Wer ein Ohr hat, der höre, was der Geist den Gemeinden sagt!

Off. 2,7a

Kannst Du Gottes Reden hören,
oder tun da Sünden stören?
Sollte dies der Fall bei Dir sein,
eil zu Jesus, er macht Dich rein!

Frage: Haben wir ein Ohr um das Reden von Gottes Geist zu hören – oder sind unsere Ohren bereits von Sünde (Lauheit, Irrwege, Zeitgeistanpassung usw.) verstopft?

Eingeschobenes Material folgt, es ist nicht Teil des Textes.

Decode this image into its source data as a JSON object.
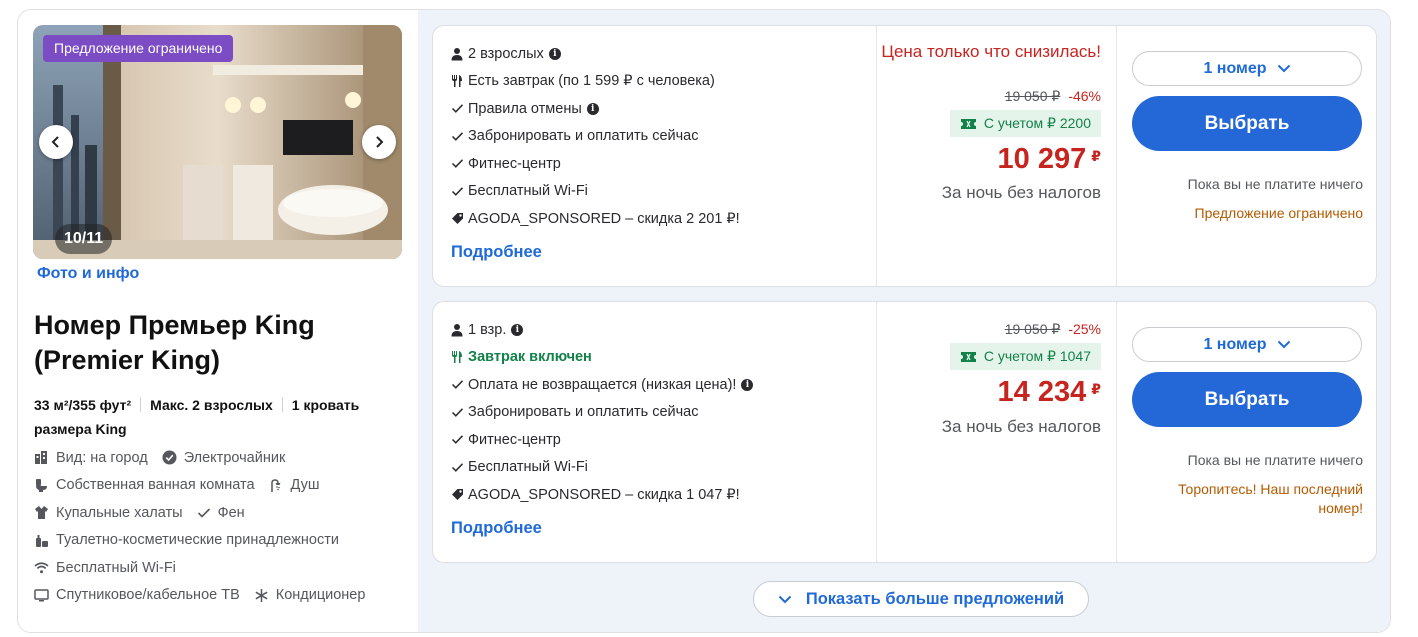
{
  "gallery": {
    "promo_badge": "Предложение ограничено",
    "counter": "10/11",
    "photo_link": "Фото и инфо"
  },
  "room": {
    "title": "Номер Премьер King (Premier King)",
    "size": "33 м²/355 фут²",
    "max_guests": "Макс. 2 взрослых",
    "bed": "1 кровать размера King",
    "amenities": {
      "city_view": "Вид: на город",
      "kettle": "Электрочайник",
      "bathroom": "Собственная ванная комната",
      "shower": "Душ",
      "bathrobes": "Купальные халаты",
      "hairdryer": "Фен",
      "toiletries": "Туалетно-косметические принадлежности",
      "wifi": "Бесплатный Wi-Fi",
      "tv": "Спутниковое/кабельное ТВ",
      "ac": "Кондиционер"
    }
  },
  "offers": [
    {
      "guests": "2 взрослых",
      "breakfast": "Есть завтрак (по 1 599 ₽ с человека)",
      "cancellation": "Правила отмены",
      "book_now": "Забронировать и оплатить сейчас",
      "fitness": "Фитнес-центр",
      "wifi": "Бесплатный Wi-Fi",
      "coupon_text": "AGODA_SPONSORED – скидка 2 201 ₽!",
      "more_link": "Подробнее",
      "price_drop": "Цена только что снизилась!",
      "old_price": "19 050 ₽",
      "discount": "-46%",
      "coupon_price": "С учетом ₽ 2200",
      "price": "10 297",
      "currency": "₽",
      "per_night": "За ночь без налогов",
      "room_select": "1 номер",
      "select_button": "Выбрать",
      "pay_note": "Пока вы не платите ничего",
      "urgency": "Предложение ограничено"
    },
    {
      "guests": "1 взр.",
      "breakfast": "Завтрак включен",
      "cancellation": "Оплата не возвращается (низкая цена)!",
      "book_now": "Забронировать и оплатить сейчас",
      "fitness": "Фитнес-центр",
      "wifi": "Бесплатный Wi-Fi",
      "coupon_text": "AGODA_SPONSORED – скидка 1 047 ₽!",
      "more_link": "Подробнее",
      "old_price": "19 050 ₽",
      "discount": "-25%",
      "coupon_price": "С учетом ₽ 1047",
      "price": "14 234",
      "currency": "₽",
      "per_night": "За ночь без налогов",
      "room_select": "1 номер",
      "select_button": "Выбрать",
      "pay_note": "Пока вы не платите ничего",
      "urgency": "Торопитесь! Наш последний номер!"
    }
  ],
  "show_more": "Показать больше предложений",
  "colors": {
    "link_blue": "#1f6ad6",
    "button_blue": "#2467d6",
    "price_red": "#c6241f",
    "green": "#12814a",
    "urgency_orange": "#b35a00",
    "promo_purple": "#7b4cc4"
  }
}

Tipp: Der heutige Vers ist dem ersten von sieben Sendschreiben Jesu an die Endzeitgemeinde entnommen. Wie wir noch in den nächsten Tagen sehen werden enthalten alle Sendschreiben Ermahnungen zum Überwinderleben mitsamt speziellen Verheißungen, deren Reihenfolge beachtenswert ist. Auffällig ist aber auch, dass alle Ermahnungen an Menschen mit einem(!) hörenden Ohr gerichtet ist. Interessant ist hier die Aussage Farbiger in Afrika: Mit einem Ohr hören wir was Menschen sagen – aber mit dem anderen Ohr hören wir was Gott wiederum dazu sagt! Lasst uns also alles was uns erzählt wird prüfen und aufmerksam darauf achten was uns Gott zu sagen hat bzw. Gott um Wegweisung und Weisheit bitten!

( Link-Tipp zum Thema: www.gottesbotschaft.de/?pg=3521 )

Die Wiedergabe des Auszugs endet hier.